Ein Ende kann auch ein Neubeginn sein
Jedoch wird in diesem Bilderbuch nicht nur über das Thema Trauer und die Sehnsucht nach einem verlorenen Freund berichtet. Deutlich im Mittelpunkt stehen die Freundschaft zwischen Mensch und Tier und zwischenmenschliche Beziehungen. Das Schöne an den Geschichten von Emilia Dziubak und Martin Widmark ist, dass sie kleine Momente oder kleine Ereignisse in die Handlung einbauen, die wieder etwas Licht und Glück zurückzubringen. Auch das Ende dieser Geschichte bietet die hoffnungsvolle Aussicht auf einen Neubeginn.
Wer bisher noch nicht überzeugt ist, sollte sich die kunstvollen Illustrationen von Emilia Dzuibak ansehen.
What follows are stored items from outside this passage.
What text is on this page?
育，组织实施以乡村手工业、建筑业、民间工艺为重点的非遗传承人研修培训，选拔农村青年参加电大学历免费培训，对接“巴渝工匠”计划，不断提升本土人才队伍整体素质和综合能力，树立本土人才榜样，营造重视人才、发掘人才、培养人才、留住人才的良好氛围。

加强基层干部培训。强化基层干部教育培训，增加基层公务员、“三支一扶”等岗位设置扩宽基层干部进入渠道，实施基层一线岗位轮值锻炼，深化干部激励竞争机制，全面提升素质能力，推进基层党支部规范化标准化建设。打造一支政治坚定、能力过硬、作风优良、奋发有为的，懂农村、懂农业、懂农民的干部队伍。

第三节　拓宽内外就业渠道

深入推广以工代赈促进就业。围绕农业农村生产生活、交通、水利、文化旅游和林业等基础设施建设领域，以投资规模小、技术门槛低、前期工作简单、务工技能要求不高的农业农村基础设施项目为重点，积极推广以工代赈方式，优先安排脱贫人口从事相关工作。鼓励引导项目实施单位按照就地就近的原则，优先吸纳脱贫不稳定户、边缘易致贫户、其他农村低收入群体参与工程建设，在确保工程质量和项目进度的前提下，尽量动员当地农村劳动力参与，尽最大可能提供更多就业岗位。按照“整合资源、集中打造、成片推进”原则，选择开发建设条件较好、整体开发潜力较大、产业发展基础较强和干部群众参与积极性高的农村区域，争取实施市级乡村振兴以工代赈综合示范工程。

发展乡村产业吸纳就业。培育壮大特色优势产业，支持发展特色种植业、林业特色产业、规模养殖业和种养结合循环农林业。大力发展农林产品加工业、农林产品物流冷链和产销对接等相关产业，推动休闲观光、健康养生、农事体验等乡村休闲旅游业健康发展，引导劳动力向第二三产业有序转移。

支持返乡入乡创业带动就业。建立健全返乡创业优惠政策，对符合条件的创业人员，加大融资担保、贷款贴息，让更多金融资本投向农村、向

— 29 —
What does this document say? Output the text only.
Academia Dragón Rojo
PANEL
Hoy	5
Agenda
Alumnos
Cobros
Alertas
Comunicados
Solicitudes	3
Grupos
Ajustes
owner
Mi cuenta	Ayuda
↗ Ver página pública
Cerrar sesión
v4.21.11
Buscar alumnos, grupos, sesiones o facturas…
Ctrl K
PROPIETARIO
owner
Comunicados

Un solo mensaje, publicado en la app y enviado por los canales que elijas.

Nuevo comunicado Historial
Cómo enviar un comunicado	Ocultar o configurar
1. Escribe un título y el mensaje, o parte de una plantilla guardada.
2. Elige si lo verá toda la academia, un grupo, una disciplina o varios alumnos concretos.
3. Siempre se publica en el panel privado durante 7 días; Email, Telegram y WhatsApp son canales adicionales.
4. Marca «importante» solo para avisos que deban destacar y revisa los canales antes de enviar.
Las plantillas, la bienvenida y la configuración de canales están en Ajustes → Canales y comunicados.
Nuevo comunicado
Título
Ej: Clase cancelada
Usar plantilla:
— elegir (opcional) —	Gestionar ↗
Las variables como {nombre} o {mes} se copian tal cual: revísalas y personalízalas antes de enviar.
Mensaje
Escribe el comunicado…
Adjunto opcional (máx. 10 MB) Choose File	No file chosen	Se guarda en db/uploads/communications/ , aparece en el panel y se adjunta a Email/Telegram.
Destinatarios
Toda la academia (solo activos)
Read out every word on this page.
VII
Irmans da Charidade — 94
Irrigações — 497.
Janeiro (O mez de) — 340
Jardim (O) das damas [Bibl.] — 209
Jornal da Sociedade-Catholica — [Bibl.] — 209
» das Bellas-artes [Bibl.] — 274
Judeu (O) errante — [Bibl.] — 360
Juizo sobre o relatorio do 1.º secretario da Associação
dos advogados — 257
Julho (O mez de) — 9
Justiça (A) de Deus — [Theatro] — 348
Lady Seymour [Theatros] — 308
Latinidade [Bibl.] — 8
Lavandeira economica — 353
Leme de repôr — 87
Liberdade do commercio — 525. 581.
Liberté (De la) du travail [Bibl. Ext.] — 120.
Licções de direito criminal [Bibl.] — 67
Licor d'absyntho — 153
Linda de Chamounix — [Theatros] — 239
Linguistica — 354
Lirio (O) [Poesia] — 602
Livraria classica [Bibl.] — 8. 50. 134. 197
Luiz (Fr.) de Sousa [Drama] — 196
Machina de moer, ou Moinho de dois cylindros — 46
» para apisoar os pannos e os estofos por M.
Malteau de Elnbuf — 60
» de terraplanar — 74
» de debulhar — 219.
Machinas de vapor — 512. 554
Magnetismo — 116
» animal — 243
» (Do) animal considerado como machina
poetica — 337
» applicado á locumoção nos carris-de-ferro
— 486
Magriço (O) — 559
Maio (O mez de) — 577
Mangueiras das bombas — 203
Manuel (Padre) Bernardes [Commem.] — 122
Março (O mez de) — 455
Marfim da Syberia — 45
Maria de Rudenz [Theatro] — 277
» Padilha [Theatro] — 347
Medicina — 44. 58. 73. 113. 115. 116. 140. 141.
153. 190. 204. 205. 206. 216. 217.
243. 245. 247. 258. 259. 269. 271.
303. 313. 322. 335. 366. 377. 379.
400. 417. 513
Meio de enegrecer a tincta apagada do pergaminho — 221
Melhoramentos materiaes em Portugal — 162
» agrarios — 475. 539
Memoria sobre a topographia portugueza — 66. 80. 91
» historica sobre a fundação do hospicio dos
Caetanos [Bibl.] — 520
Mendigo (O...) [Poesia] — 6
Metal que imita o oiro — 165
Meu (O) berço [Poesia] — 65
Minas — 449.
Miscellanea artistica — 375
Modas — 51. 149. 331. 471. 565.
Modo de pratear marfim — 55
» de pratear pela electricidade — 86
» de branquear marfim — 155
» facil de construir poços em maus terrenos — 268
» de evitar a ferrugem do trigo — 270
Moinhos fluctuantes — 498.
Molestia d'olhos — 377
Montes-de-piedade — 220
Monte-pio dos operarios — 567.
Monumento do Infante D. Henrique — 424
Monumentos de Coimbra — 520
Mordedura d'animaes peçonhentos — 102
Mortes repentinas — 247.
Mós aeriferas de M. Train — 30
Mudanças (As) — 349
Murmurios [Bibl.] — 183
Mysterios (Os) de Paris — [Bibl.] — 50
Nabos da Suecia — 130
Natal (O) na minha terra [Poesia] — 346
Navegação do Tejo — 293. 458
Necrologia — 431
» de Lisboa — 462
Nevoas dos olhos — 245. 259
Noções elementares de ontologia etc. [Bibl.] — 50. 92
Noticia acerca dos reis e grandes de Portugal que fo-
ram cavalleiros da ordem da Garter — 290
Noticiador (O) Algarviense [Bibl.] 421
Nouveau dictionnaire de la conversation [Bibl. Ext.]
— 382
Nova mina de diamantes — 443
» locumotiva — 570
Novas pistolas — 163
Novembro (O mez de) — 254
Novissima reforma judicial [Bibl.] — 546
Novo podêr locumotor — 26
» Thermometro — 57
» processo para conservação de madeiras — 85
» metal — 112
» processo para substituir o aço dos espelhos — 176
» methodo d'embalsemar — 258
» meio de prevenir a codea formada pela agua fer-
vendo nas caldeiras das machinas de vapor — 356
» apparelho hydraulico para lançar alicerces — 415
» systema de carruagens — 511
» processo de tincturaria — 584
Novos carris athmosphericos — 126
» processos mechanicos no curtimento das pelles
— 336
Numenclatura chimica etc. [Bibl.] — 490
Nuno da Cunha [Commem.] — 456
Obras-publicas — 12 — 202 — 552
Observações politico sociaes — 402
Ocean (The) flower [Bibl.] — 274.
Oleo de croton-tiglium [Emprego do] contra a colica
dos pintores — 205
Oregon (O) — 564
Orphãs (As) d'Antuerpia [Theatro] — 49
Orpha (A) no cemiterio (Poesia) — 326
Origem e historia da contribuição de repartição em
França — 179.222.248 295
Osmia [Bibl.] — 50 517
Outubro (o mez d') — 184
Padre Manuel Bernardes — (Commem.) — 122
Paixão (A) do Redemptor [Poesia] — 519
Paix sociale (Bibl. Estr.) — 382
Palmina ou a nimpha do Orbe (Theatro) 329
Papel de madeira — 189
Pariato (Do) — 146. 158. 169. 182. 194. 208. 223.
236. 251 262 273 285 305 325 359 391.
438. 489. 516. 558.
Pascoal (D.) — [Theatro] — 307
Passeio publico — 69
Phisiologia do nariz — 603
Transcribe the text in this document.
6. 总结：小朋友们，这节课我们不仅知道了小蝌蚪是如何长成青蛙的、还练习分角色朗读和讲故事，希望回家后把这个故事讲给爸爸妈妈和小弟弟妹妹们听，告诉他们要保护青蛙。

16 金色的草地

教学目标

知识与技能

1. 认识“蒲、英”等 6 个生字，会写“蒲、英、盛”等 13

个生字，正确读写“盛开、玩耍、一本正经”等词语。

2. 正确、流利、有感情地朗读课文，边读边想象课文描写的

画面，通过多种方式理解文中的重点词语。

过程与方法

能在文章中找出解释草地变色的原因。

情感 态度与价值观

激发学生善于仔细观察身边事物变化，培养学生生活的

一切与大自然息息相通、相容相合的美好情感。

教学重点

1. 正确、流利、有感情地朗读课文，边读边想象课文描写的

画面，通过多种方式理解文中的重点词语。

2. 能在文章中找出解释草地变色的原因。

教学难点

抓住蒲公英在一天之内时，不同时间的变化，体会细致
In ihren imposanten und sehr atmosphärischen Zeichnungen, mit gewählt kraftvollen Farben, verliert man sich buchstäblich.
„Der lange Weg zu dir“ von Emilia Dziubak und Martin Widmark ist ein bezaubernd schönes und eindrucksvolles Bilderbuch und eine wunderbare Möglichkeit Kindern das Thema Trauer ein wenig näher zu bringen.